Oh ya it's implied in my comment by buy clamps in pairs, two are about 5Xs as useful as one.

and I guess I'm seconding notyou
posted by Mitheral at 11:40 AM on October 22, 2007

For woodworking stuff, check out Lee Valley. They have a lot of nice gadgety things, but they do tend to be relatively expensive.

Flatwater canoeing and kayaking are, at least to me, relatively low-gadget pursuits. If he takes electronic gadgets with him out on the water, he might appreciate a nice Pelican or similar case to keep them dry.
posted by ssg at 11:56 AM on October 22, 2007

Does he have a portable waterproof GPS like the eTrex Legend?
posted by stupidsexyFlanders at 12:43 PM on October 22, 2007

A subscription to Wooden Boat or one of it's sister publications?

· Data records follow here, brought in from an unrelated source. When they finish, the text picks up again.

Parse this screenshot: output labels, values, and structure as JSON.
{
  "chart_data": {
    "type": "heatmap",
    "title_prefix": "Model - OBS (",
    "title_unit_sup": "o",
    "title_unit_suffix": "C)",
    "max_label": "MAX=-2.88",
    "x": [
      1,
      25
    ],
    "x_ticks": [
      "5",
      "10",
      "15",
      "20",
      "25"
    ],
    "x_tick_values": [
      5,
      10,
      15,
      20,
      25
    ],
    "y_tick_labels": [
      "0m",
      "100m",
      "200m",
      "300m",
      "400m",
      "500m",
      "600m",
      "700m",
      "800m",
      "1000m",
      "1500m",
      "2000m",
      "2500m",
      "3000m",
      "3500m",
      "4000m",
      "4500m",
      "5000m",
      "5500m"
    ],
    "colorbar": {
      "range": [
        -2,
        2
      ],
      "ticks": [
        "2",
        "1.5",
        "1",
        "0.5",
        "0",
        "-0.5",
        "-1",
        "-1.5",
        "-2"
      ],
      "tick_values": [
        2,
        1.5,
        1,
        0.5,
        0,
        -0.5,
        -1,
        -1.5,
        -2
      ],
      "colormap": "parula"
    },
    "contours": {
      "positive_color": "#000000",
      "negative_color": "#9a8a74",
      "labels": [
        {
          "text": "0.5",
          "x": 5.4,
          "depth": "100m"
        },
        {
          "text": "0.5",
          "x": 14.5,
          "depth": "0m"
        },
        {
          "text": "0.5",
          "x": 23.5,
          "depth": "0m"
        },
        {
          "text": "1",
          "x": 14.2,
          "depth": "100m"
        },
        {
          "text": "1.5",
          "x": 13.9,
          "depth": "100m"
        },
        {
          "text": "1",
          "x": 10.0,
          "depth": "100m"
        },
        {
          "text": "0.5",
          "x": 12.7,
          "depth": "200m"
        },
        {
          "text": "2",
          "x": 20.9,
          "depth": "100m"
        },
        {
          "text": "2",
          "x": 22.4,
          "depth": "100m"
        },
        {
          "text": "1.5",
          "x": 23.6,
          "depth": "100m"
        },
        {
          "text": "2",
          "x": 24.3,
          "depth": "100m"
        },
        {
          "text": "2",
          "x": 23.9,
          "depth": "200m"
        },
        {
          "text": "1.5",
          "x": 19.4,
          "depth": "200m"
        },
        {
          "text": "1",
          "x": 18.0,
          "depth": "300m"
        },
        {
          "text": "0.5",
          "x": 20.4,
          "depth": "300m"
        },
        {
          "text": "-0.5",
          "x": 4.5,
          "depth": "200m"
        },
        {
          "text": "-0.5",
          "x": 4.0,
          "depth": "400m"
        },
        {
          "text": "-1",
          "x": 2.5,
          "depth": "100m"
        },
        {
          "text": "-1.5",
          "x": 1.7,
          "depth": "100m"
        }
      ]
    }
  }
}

I agree with Rusty; saying he's into woodworking is far too vague to know where to go with it. Besides which, not a lot of gee-whiz, next-big-thing stuff really happens in woodworking, though hundreds of gadgets are marketed as if they were poised to transform the whole woodworking experience. When it does happen (CNC routers come to mind), it can't be bought for $30.

Lee Valley would be a good place to get a gift certificate, if you go that route. They sell a very wide range of stuff, most of it useful and decent quality.

I also agree with the clamp suggesters, but even there the size and type depends on the work he does. Is he more likely to build a jewelry box or a boat?